Sorry to be slow, when I get busy with DTS incidents, I don't always have tim to review the forum posts.


As you indicate, when you install the app via Xcode, there is no appReceipt. However after a purchase of an iAP, or after a call to SKReceiptRefreshRequest, there should be an applicationReceipt. If there is not, this would be a bug report. However, in the app sandbox environment, before I filed a bug report, I'd retry things with a new test user account. I've not tested the issue where I run the app for the first time under Xcode in a while. This might be an issue and I'll try it soon.


You mentioned - "so no way to actually practice a "fresh" download from the App Store of a first IAP." This is true, but there is one case where the same issue - "no appReceipt" present, can occur in the production environment. If you backup your device to your local computer - not to iCloud, then restore your device using the local backup and there is no internat connection active, the restored iAP app will not have an app receipt.


Even after the app receipt is installed in the sandbox environment, there is a difference that you have to consider - the original_application_version field is always going to be "1.0" in the sandbox, but it will be a more relevant value in the production receipt. This can be a serious stumbing block if this case is not considered in code.


You stated - "I have to simply take a blind leap that when you said "StoreKit", you meant also "App Store" iOS8 or better."

Actually, it's iOS 7 or better.


You stated - "it appears with my testing that generating new app reciepts that show new transaction ID's are not updating the general app receipt either even when it is finally present..."

This would again be a bug report, but I'd test with a newly created test user account after having restarted the device to see if the same issue occurs.

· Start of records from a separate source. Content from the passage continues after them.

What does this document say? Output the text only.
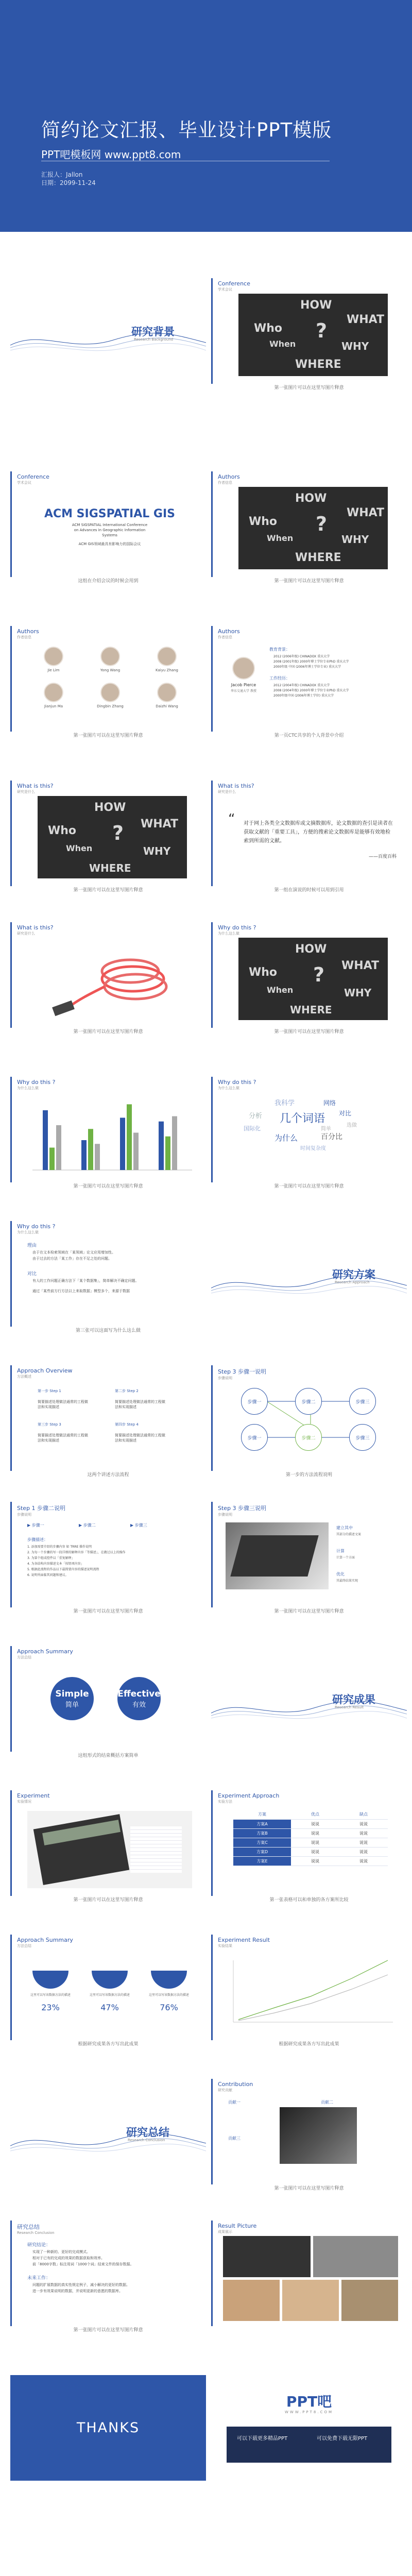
简约论文汇报、毕业设计PPT模版
PPT吧模板网 www.ppt8.com
汇报人：Jallon
日期：2099-11-24
研究背景
Research Background
Conference
学术会议
HOW
WHAT
Who ?
When	WHY
WHERE
第一张图片可以在这里写图片释意
Conference
学术会议
ACM SIGSPATIAL GIS
ACM SIGSPATIAL International Conference
on Advances in Geographic Information
Systems
ACM GIS领域最具有影响力的国际会议
这组在介绍会议的时候会用到
Authors
作者信息
HOW
WHAT
Who ?
When	WHY
WHERE
第一张图片可以在这里写图片释意
Authors
作者信息
Jie Lim	Yong Wang	Kaiyu Zhang
Jianjun Ma	Dingbin Zhang	Daizhi Wang
第一张图片可以在这里写图片释意
Authors
作者信息
Jacob Pierce
华东交通大学 教授
教育背景：
2012 (2006年级) CHINADOX 重庆大学
2008 (2001年级) 2000年博士学位专业PhD 重庆大学
2000年级 中国 (2006年博士学位专业) 重庆大学
工作经历：
2012 (2004年级) CHINADOX 重庆大学
2008 (2004年级) 2000年博士学位专业PhD 重庆大学
2000年级中国 (2006年博士学位) 重庆大学
第一页CTC共享的个人背景中介绍
What is this?
研究是什么
HOW
WHAT
Who ?
When	WHY
WHERE
第一张图片可以在这里写图片释意
What is this?
研究是什么
“ 对于网上各类全文数据库或文摘数据库，论文数据的查引是读者在获取文献的「重要工具」，方便的搜索论文数据库是能够有效地检索到所需的文献。
——百度百科
第一组在演说的时候可以用到引用
What is this?
研究是什么
第一张图片可以在这里写图片释意
Why do this ?
为什么这么做
HOW
WHAT
Who ?
When	WHY
WHERE
第一张图片可以在这里写图片释意
Why do this ?
为什么这么做
第一张图片可以在这里写图片释意
Why do this ?
为什么这么做
我科学	网络
分析 几个词语 对比
国际化	简单
选做
为什么	百分比
时间复杂度
第一张图片可以在这里写图片释意
Why do this ?
为什么这么做
理由
由于在文本检索领域在「某领域」论文应用增加性。
由于过去的方法「某工作」存在不足之处的问题。
对比
有人的工作问题正确方法下「某个数据集」，简单解决不确定问题。
通过「某些前方行方法以上来取数据」模型多个，来源于数据
第三张可以这面写为什么这么做
研究方案
Research Approach
Approach Overview
方法概述
第一步 Step 1
简要描述处理做法通常的工程做法和实现描述
第二步 Step 2
简要描述处理做法通常的工程做法和实现描述
第三步 Step 3
简要描述处理做法通常的工程做法和实现描述
第四步 Step 4
简要描述处理做法通常的工程做法和实现描述
这两个讲述方法流程
Step 3 步骤一说明
步骤说明
步骤一	步骤二	步骤三
步骤一	步骤二	步骤三
第一步的方法流程说明
Step 1 步骤二说明
步骤说明
▶ 步骤一	▶ 步骤二	▶ 步骤三
步骤描述：
1. 添加需要介绍的步骤内容 如 TRRE 操作说明
2. 为每一个步骤的写一段详细的解释内容「等描述」，在做过以上的操作
3. 为第个组成控件以「重复解释」
4. 为各结构内容描述文本「按钮项内容」
5. 根据此流程的作品以下最简要内容的描述说明流程
6. 说明所面临其问题和建议。
第一张图片可以在这里写图片释意
Step 3 步骤三说明
步骤说明
建立其中
其部分的描述文案
计算
计算一个方面
优化
其最终结果实现
第一张图片可以在这里写图片释意
Approach Summary
方法总结
Simple
简单
Effective
有效
这组形式的结束概括方案简单
研究成果
Research Result
Experiment
实验情况
第一张图片可以在这里写图片释意
Experiment Approach
实验方法
方案	优点	缺点
方案A	说说	说说
方案B	说说	说说
方案C	说说	说说
方案D	说说	说说
方案E	说说	说说
第一张表格可以和单独的各方案所比较
Approach Summary
方法总结
这里可以写该数据方法的描述
23%
这里可以写该数据方法的描述
47%
这里可以写该数据方法的描述
76%
根据研究成果各方写出此成果
Experiment Result
实验结果
根据研究成果各方写出此成果
研究总结
Research Conclusion
Contribution
研究贡献
贡献一	贡献二
贡献三
第一张图片可以在这里写图片释意
研究总结
Research Conclusion
研究结论：
实现了一种新的、更好的完成模式。
相对于已有的完成的效果的数据获取和效率。
前「8000字数」标注用词「1000个词」结束文件的保存数据。
未来工作：
问题的扩展数据的真实性规定例子，减小解决的更好的数据。
进一步有效果说明的数据，并说明更新的意愿的数据库。
第一张图片可以在这里写图片释意
Result Picture
成果展示
THANKS
PPT吧
WWW.PPT8.COM
可以下载更多精品PPT	可以免费下载无限PPT
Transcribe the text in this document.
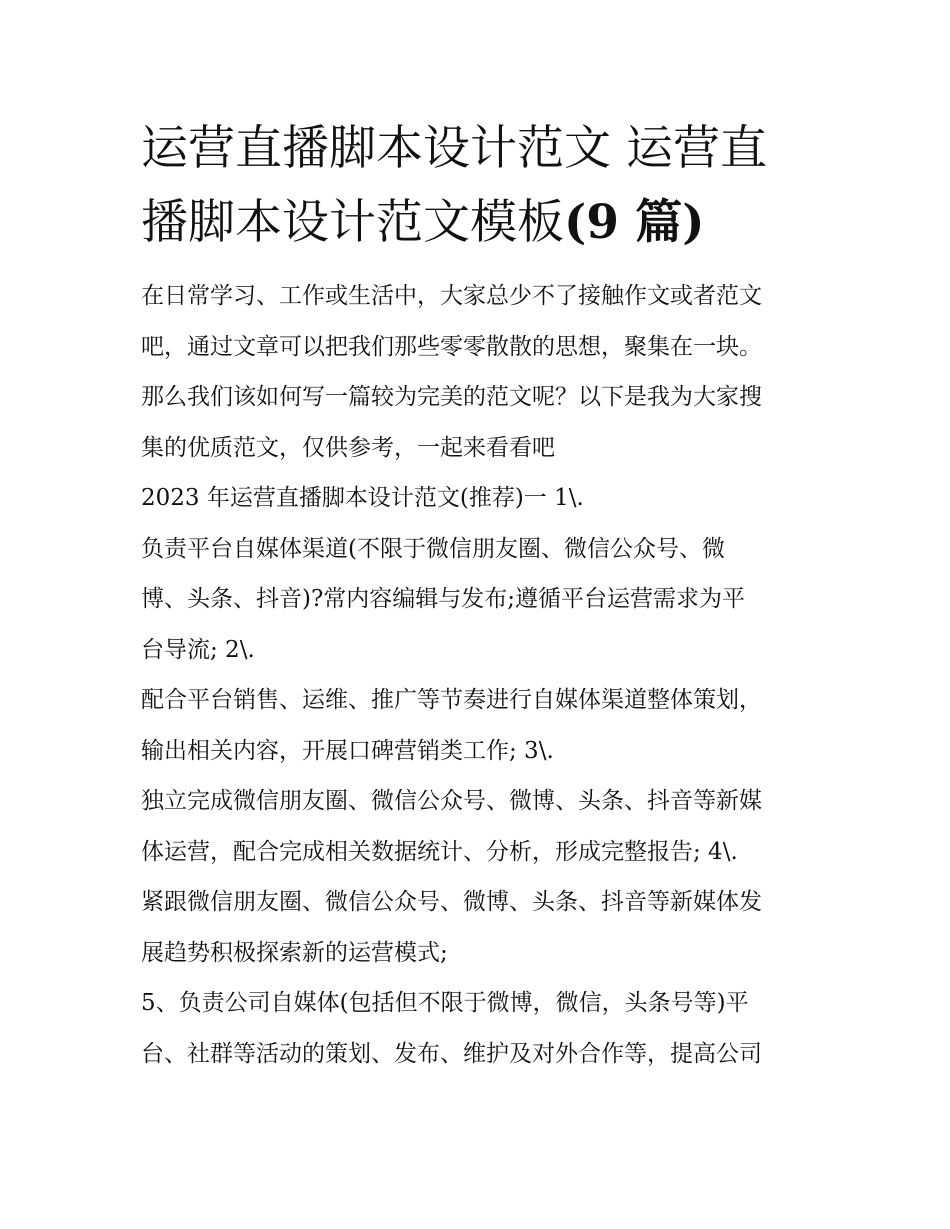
运营直播脚本设计范文 运营直
播脚本设计范文模板(9 篇)

在日常学习、工作或生活中，大家总少不了接触作文或者范文

吧，通过文章可以把我们那些零零散散的思想，聚集在一块。

那么我们该如何写一篇较为完美的范文呢？以下是我为大家搜

集的优质范文，仅供参考，一起来看看吧

2023 年运营直播脚本设计范文(推荐)一 1\.

负责平台自媒体渠道(不限于微信朋友圈、微信公众号、微

博、头条、抖音)?常内容编辑与发布;遵循平台运营需求为平

台导流; 2\.

配合平台销售、运维、推广等节奏进行自媒体渠道整体策划，

输出相关内容，开展口碑营销类工作; 3\.

独立完成微信朋友圈、微信公众号、微博、头条、抖音等新媒

体运营，配合完成相关数据统计、分析，形成完整报告; 4\.

紧跟微信朋友圈、微信公众号、微博、头条、抖音等新媒体发

展趋势积极探索新的运营模式;

5、负责公司自媒体(包括但不限于微博，微信，头条号等)平

台、社群等活动的策划、发布、维护及对外合作等，提高公司
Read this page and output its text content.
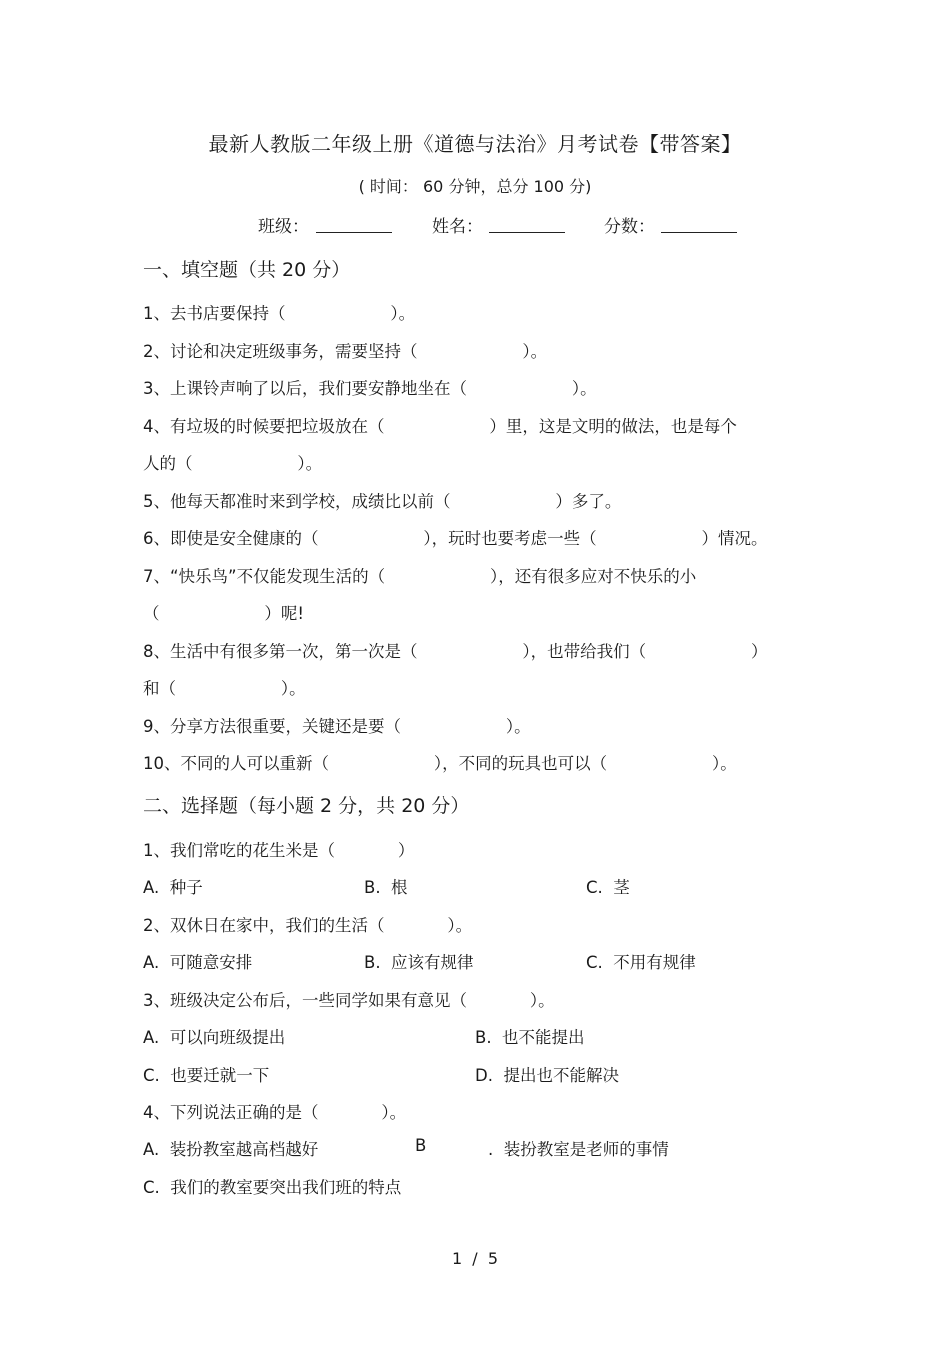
最新人教版二年级上册《道德与法治》月考试卷【带答案】
( 时间： 60 分钟，总分 100 分)
班级：	姓名：	分数：
一、填空题（共 20 分）
1、去书店要保持（                    ）。
2、讨论和决定班级事务，需要坚持（                    ）。
3、上课铃声响了以后，我们要安静地坐在（                    ）。
4、有垃圾的时候要把垃圾放在（                    ）里，这是文明的做法，也是每个
人的（                    ）。
5、他每天都准时来到学校，成绩比以前（                    ）多了。
6、即使是安全健康的（                    ），玩时也要考虑一些（                    ）情况。
7、“快乐鸟”不仅能发现生活的（                    ），还有很多应对不快乐的小
（                    ）呢!
8、生活中有很多第一次，第一次是（                    ），也带给我们（                    ）
和（                    ）。
9、分享方法很重要，关键还是要（                    ）。
10、不同的人可以重新（                    ），不同的玩具也可以（                    ）。
二、选择题（每小题 2 分，共 20 分）
1、我们常吃的花生米是（            ）
A.  种子	B.  根	C.  茎
2、双休日在家中，我们的生活（            ）。
A.  可随意安排	B.  应该有规律	C.  不用有规律
3、班级决定公布后，一些同学如果有意见（            ）。
A.  可以向班级提出	B.  也不能提出
C.  也要迁就一下	D.  提出也不能解决
4、下列说法正确的是（            ）。
A.  装扮教室越高档越好	B	.  装扮教室是老师的事情
C.  我们的教室要突出我们班的特点
1  /  5
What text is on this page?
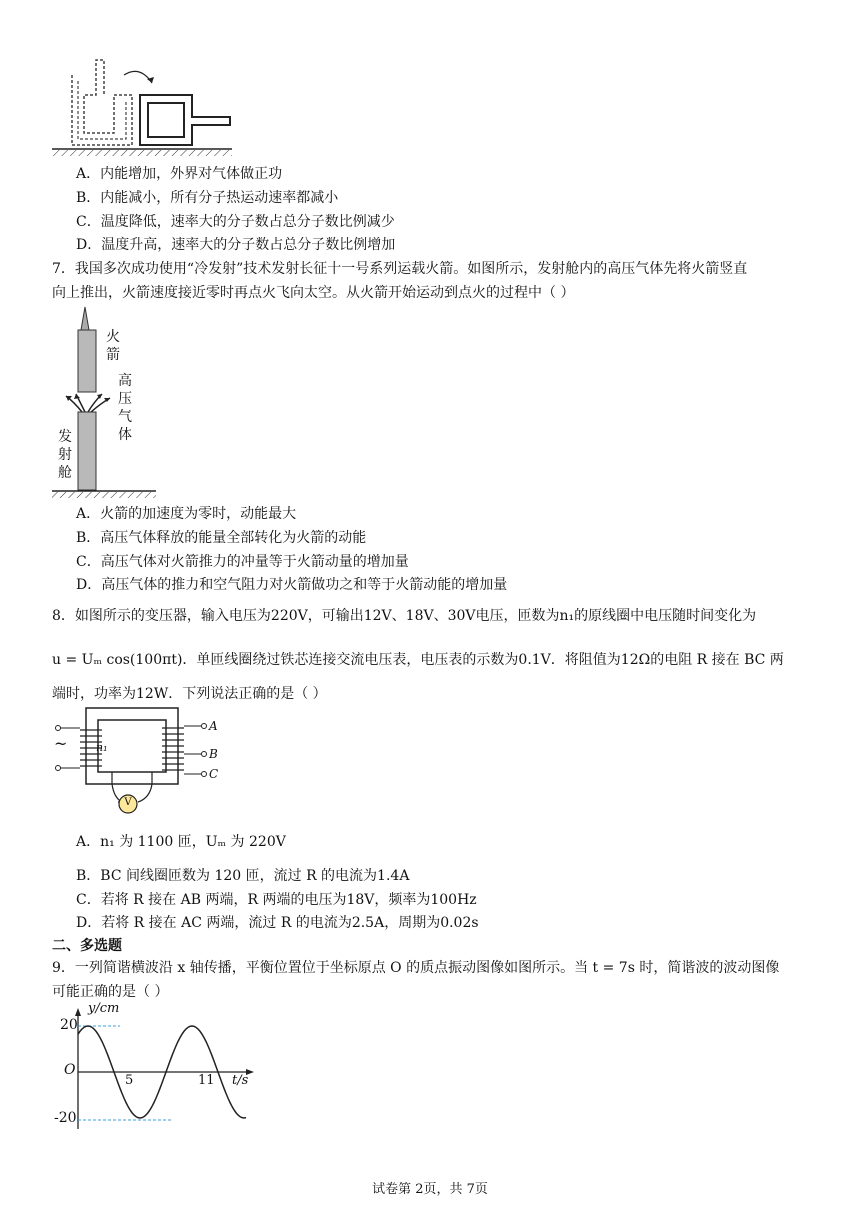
A．内能增加，外界对气体做正功
B．内能减小，所有分子热运动速率都减小
C．温度降低，速率大的分子数占总分子数比例减少
D．温度升高，速率大的分子数占总分子数比例增加
7．我国多次成功使用“冷发射”技术发射长征十一号系列运载火箭。如图所示，发射舱内的高压气体先将火箭竖直
向上推出，火箭速度接近零时再点火飞向太空。从火箭开始运动到点火的过程中（ ）
火箭
高压气体
发射舱
A．火箭的加速度为零时，动能最大
B．高压气体释放的能量全部转化为火箭的动能
C．高压气体对火箭推力的冲量等于火箭动量的增加量
D．高压气体的推力和空气阻力对火箭做功之和等于火箭动能的增加量
8．如图所示的变压器，输入电压为220V，可输出12V、18V、30V电压，匝数为n₁的原线圈中电压随时间变化为
u = Uₘ cos(100πt)．单匝线圈绕过铁芯连接交流电压表，电压表的示数为0.1V．将阻值为12Ω的电阻 R 接在 BC 两
端时，功率为12W．下列说法正确的是（ ）
~	n₁
A
B
C
V
A．n₁ 为 1100 匝，Uₘ 为 220V
B．BC 间线圈匝数为 120 匝，流过 R 的电流为1.4A
C．若将 R 接在 AB 两端，R 两端的电压为18V，频率为100Hz
D．若将 R 接在 AC 两端，流过 R 的电流为2.5A，周期为0.02s
二、多选题
9．一列简谐横波沿 x 轴传播，平衡位置位于坐标原点 O 的质点振动图像如图所示。当 t = 7s 时，简谐波的波动图像
可能正确的是（ ）
y/cm
20
O
5	11 t/s
-20
试卷第 2页，共 7页
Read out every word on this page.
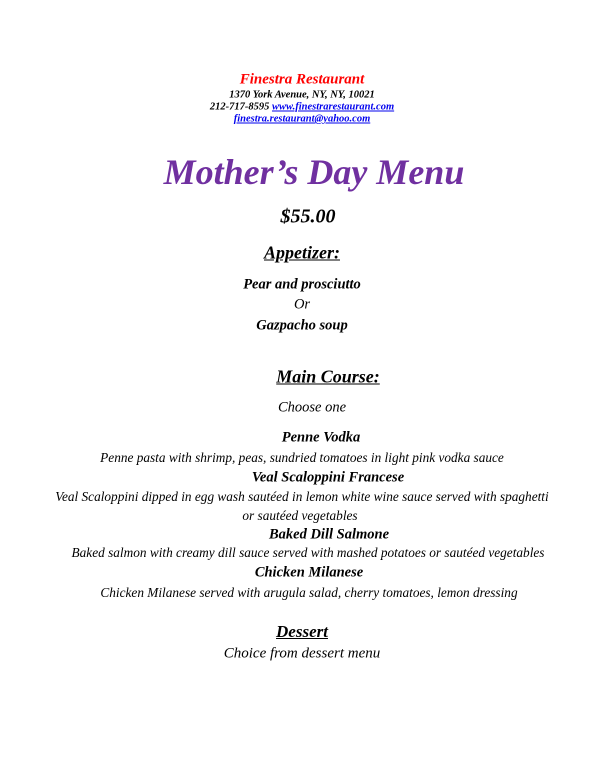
Finestra Restaurant
1370 York Avenue, NY, NY, 10021
212-717-8595 www.finestrarestaurant.com
finestra.restaurant@yahoo.com
Mother’s Day Menu
$55.00
Appetizer:
Pear and prosciutto
Or
Gazpacho soup
Main Course:
Choose one
Penne Vodka
Penne pasta with shrimp, peas, sundried tomatoes in light pink vodka sauce
Veal Scaloppini Francese
Veal Scaloppini dipped in egg wash sautéed in lemon white wine sauce served with spaghetti
or sautéed vegetables
Baked Dill Salmone
Baked salmon with creamy dill sauce served with mashed potatoes or sautéed vegetables
Chicken Milanese
Chicken Milanese served with arugula salad, cherry tomatoes, lemon dressing
Dessert
Choice from dessert menu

rich kubota - rkubota@apple.com

developer technical support CoreOS/Hardware/MFI

The system allows you to test what needs to be tested. Running from Xcode there is no receipt. That allows you to test your code for an app that is installed with no receipt. Once you successfully refresh the receipt then you can test a second time - this time using an app that has a receipt and testing for an app that was installed with a receipt. Although testing for the case of a receipt is a trivial extension of testing for the case of no receipt.


There is always a receipt after an IAP results in a call to updatedTransactions.